Fourth and finally, does this call into question past settlements on asbestos claims where a bare metal product was at issue?  The answer is one hammered into our heads in law school: it depends.  If such a manufacturer was previously sued and settled, with the plaintiff(s) signing a global settlement and general release of all claims foreseen and unforeseen, known and unknown, it would likely be difficult to re-litigate those claims. However, it would be prudent, if the claim sounded in Admiralty, to review those releases and determine if the language is strong enough to withstand the onset of new litigation predicted by Justice Gorsuch and the dissenter.

 [1] 2019 U.S. LEXIS 2087 at *7-8. 

[2] Sadly, both these veterans died during the course of their litigation.

[3] Id. 

[4] 2019 U.S. LEXIS 2087 at *8, citing to Feres v. United States, 340 U.S. 135 (1950).

[5] Id. at *9.

[6] See In re Asbestos Prods. Liab. Litig., 873 F.3d 232, 234 (3rd Cir. 2017), overruled by Air & Liquid Sys. Corp. v. Devries, 2019 U.S. LEXIS 2087 (2019).

[7]  Id. at 234.

[8] 873 F.3d at 234.

[9] 873 F.3d at 234-35.

[10] Id. at *5-6, citing to Exxon Shipping Co. v. Baker, 554 U.S. 471, 507-08 (2008).

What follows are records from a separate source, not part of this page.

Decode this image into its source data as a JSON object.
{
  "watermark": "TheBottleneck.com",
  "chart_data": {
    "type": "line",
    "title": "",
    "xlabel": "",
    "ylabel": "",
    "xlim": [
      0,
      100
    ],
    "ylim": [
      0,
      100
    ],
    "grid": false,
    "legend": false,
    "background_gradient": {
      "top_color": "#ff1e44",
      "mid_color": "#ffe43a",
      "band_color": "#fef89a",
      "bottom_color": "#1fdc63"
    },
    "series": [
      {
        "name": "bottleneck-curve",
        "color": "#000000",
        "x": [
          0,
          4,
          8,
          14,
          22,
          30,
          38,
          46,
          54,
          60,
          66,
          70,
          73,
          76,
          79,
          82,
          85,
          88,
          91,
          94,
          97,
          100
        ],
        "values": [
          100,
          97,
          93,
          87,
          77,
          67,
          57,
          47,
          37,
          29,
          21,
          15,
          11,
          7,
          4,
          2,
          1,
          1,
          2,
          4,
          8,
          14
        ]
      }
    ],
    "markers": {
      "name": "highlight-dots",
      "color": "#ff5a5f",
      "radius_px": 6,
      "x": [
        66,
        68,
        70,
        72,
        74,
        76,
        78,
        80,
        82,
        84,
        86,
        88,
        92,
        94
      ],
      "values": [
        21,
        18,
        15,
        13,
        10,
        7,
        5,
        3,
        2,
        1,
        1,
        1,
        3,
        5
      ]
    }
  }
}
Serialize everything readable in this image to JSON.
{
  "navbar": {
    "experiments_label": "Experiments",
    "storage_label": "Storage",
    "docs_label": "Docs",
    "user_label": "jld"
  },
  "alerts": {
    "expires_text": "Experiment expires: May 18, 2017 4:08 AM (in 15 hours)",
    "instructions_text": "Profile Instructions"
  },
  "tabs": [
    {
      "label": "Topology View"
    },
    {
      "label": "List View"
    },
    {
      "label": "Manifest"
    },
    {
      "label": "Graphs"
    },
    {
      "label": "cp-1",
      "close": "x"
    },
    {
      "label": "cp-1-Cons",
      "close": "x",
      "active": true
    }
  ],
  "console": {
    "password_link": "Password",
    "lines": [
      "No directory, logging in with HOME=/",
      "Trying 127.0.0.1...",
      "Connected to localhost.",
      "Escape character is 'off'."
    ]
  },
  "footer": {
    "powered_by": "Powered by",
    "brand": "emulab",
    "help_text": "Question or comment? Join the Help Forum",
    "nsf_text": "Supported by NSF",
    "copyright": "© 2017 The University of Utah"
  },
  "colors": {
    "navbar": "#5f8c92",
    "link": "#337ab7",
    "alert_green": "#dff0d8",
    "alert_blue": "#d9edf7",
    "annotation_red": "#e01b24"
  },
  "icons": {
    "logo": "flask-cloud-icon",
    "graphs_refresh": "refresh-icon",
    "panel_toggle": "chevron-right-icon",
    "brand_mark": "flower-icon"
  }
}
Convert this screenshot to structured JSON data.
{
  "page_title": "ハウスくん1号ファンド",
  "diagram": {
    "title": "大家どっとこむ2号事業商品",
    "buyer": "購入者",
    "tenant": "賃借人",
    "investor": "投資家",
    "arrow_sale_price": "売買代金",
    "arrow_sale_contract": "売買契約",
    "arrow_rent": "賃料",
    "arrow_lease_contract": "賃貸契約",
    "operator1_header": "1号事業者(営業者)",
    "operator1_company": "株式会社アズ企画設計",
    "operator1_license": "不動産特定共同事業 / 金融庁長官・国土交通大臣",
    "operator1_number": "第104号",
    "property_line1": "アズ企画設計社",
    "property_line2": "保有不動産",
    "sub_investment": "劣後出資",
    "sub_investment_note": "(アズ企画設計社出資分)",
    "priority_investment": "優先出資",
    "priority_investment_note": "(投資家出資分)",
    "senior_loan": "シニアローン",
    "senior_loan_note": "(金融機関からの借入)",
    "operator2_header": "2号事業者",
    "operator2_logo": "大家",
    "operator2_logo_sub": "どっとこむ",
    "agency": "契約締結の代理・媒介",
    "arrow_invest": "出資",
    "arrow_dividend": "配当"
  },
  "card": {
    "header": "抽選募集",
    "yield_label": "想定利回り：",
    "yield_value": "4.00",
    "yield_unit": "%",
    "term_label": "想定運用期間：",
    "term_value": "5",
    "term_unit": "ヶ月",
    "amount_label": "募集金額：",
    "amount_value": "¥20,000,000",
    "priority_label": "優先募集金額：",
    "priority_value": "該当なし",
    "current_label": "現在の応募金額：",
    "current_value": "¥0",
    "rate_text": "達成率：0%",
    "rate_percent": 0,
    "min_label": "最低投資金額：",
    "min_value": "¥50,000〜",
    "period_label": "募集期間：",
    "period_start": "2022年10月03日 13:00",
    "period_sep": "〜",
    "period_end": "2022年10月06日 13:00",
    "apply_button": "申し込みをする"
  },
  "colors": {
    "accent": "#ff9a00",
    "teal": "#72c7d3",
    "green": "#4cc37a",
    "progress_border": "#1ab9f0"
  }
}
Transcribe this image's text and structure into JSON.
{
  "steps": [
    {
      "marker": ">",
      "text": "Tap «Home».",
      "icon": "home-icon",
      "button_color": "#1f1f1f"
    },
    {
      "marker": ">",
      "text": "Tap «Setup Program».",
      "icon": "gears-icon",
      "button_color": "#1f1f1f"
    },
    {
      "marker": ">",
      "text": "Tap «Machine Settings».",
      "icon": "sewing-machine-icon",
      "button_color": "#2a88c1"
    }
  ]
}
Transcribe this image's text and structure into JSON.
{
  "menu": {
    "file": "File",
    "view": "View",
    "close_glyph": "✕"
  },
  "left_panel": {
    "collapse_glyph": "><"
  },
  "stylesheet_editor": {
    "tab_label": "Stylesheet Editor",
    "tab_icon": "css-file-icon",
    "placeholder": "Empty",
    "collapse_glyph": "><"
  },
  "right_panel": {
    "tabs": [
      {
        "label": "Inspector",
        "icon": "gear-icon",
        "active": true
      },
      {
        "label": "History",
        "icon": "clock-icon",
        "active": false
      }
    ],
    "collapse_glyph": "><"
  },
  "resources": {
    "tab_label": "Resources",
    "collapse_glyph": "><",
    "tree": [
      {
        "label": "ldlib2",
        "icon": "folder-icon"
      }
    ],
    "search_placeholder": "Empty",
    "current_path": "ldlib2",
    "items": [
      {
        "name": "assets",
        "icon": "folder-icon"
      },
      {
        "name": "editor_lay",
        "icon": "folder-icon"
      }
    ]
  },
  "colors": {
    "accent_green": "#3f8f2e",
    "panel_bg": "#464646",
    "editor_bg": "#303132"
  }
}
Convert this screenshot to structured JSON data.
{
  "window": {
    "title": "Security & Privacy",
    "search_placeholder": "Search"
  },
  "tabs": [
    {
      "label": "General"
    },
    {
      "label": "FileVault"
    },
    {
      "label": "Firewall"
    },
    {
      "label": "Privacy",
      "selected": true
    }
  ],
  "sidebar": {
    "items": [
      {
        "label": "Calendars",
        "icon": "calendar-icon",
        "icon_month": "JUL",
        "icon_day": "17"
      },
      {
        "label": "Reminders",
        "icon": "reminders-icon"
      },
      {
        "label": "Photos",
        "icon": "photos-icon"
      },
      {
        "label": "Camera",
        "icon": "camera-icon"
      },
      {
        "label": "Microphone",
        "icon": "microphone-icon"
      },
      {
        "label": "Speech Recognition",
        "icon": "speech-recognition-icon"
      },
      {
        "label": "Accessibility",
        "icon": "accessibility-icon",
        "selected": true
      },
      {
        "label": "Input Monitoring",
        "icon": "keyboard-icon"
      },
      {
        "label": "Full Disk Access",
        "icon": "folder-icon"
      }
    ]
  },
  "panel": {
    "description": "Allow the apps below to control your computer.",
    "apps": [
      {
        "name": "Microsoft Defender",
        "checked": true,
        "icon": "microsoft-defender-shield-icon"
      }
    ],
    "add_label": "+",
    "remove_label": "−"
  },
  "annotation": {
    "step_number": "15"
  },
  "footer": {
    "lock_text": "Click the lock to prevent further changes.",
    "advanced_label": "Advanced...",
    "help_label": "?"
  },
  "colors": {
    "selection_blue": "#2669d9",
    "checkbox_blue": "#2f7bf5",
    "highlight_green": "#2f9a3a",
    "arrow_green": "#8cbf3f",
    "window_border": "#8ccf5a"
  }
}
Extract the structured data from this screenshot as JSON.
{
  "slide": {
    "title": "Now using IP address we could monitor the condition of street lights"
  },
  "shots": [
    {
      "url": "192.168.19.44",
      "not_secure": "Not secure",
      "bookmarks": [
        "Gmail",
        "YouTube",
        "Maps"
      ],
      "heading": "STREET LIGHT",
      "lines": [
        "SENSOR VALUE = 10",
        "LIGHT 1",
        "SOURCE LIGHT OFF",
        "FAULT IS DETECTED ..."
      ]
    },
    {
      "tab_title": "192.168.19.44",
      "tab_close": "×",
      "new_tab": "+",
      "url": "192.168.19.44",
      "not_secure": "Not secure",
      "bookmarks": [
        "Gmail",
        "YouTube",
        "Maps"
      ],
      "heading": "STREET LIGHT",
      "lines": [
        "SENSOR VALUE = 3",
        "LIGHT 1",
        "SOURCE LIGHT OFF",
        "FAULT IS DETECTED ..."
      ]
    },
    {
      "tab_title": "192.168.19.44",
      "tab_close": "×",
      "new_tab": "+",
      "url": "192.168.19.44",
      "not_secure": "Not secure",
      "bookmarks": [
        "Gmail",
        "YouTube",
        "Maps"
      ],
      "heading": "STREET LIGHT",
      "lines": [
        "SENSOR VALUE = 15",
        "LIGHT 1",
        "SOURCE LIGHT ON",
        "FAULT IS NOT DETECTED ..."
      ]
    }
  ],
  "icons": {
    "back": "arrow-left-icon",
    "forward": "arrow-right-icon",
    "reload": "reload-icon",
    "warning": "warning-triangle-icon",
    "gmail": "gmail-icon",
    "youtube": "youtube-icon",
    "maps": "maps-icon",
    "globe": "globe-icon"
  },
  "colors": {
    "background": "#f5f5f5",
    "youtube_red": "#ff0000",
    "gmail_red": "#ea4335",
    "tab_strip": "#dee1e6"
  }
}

[11] 2019 U.S. LEXIS 2087 at *11, citing to 2 Restatement (Second)

[12] 424 F.3d 488 (6th Cir. 2005).

[13] 2019 U.S. LEXIS 2087 at 11-13 (March 19, 2019).

[14] 2019 U.S. LEXIS 2087 at *18.

[15] 2019 U.S. LEXIS 2087 at *19 (Gorsuch, J., dissenting).

[16] 2019 U.S. LEXIS 2087 at 23-25.

[17] 2019 U.S. LEXIS 2087 at *26-27.

[18] 2019 U.S. LEXIS 2087 at *16.

[19] 2019 U.S. LEXIS 2087 at *27-28.